Belgium’s credit rating was cut one step to AA by Standard & Poor’s, which said bank guarantees, lack of policy consensus and slowing growth will make it difficult to reduce the euro region’s fifth-highest debt load.
The rating was lowered from AA+, with a negative outlook, London-based S&P said yesterday in a statement. The action by S&P is the first downgrade for Belgium in almost 13 years and puts its credit ranking on a par with the S&P local-currency ratings of the Czech Republic, Kuwait and Chile.
The foreign- and local-currency bond ratings were cut one step to Ba1 from Baa3, the company said in a statement yesterday. Moody’s assigned a negative outlook. The country is rated the lowest investment grade at Standard & Poor’s and Fitch Ratings.
Hungary’s foreign-currency debt maturing next year will soar to 1.37 trillion forint ($5.8 billion), a 48 percent increase from this year. That will rise to 1.48 trillion forint in 2013 and peak at 1.65 trillion forint in 2014 as Hungary repays the 20 billion-euro ($26.5 billion) bailout. Hungary had $51.3 billion in foreign-exchange reserves at the end of September, according to Bloomberg data.
Italy, from the Telegraph...
Italy had to pay record rates in a €10bn bond sale, despite reports that the European Central Bank was buying Italian debt in the secondary market to try to support the auction.
The auction will be a blow to Mario Monti, the new Italian prime minister, who is battling to persuade markets that he can reduce the €1.9 trillion debt burden.
Italy sold six-month debt for a yield of 6.504pc - nearly double the 3.5pc yield demanded by investors at an auction at the end of October.

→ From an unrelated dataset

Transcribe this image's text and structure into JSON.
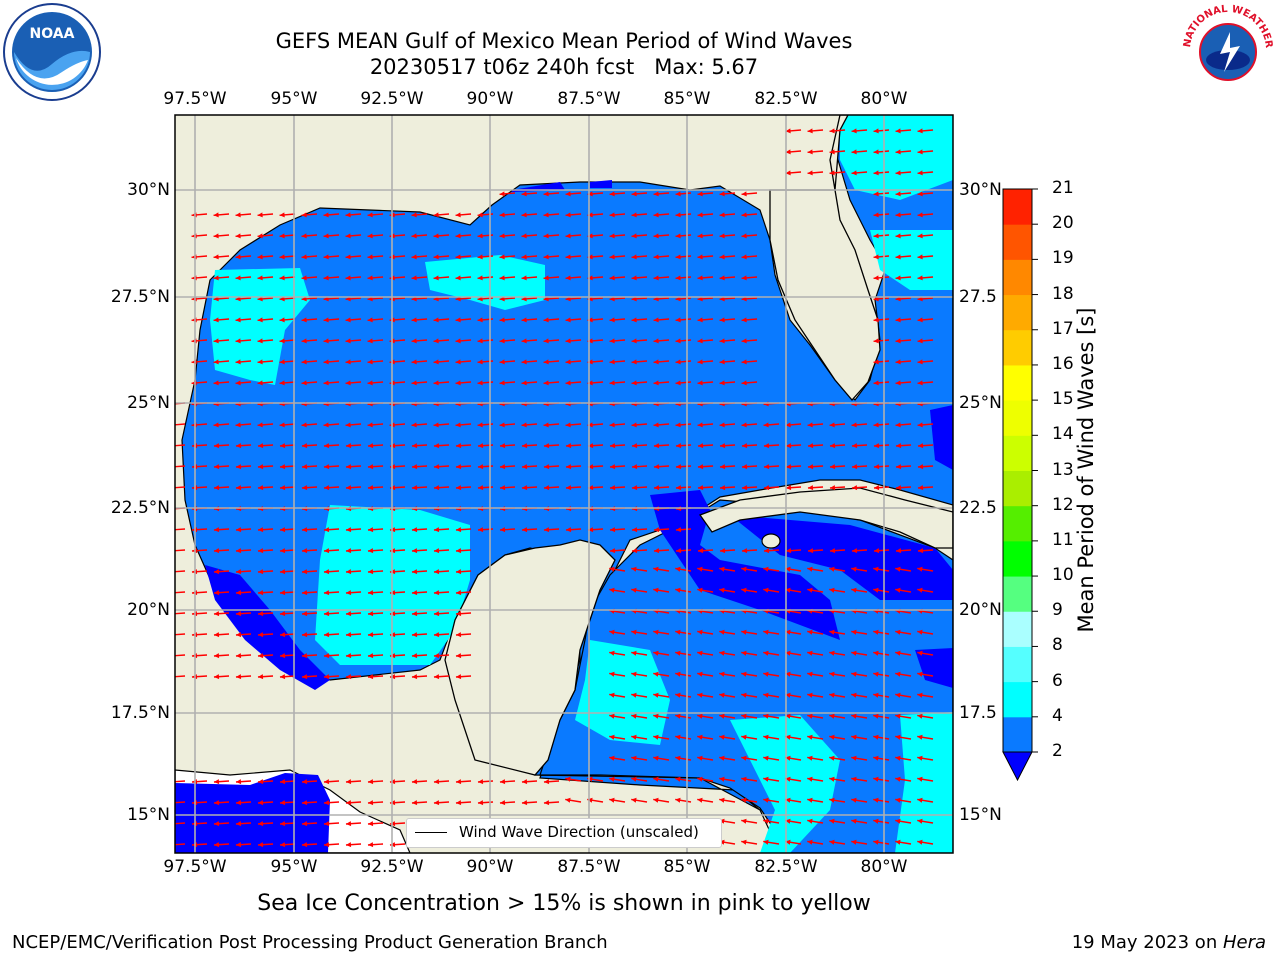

The auction will be a blow to Mario Monti, the new Italian prime minister, who is battling to persuade markets that he can reduce the €1.9 trillion debt burden of the eurozone's third largest economy.
Greece, from Reuters....
Greece's budget deficit will not fall below a key euro zone ceiling in 2014 as planned, if the debt-laden country fails to decide additional austerity measures in June, a set of updated forecasts revealed on Friday.
Assuming no more measures are taken, the budget gap will narrow to just 4.2 percent of gross domestic product in 2015 instead of the 1.1 percent assumed under a previous set of forecasts made in June, the finance ministry data showed.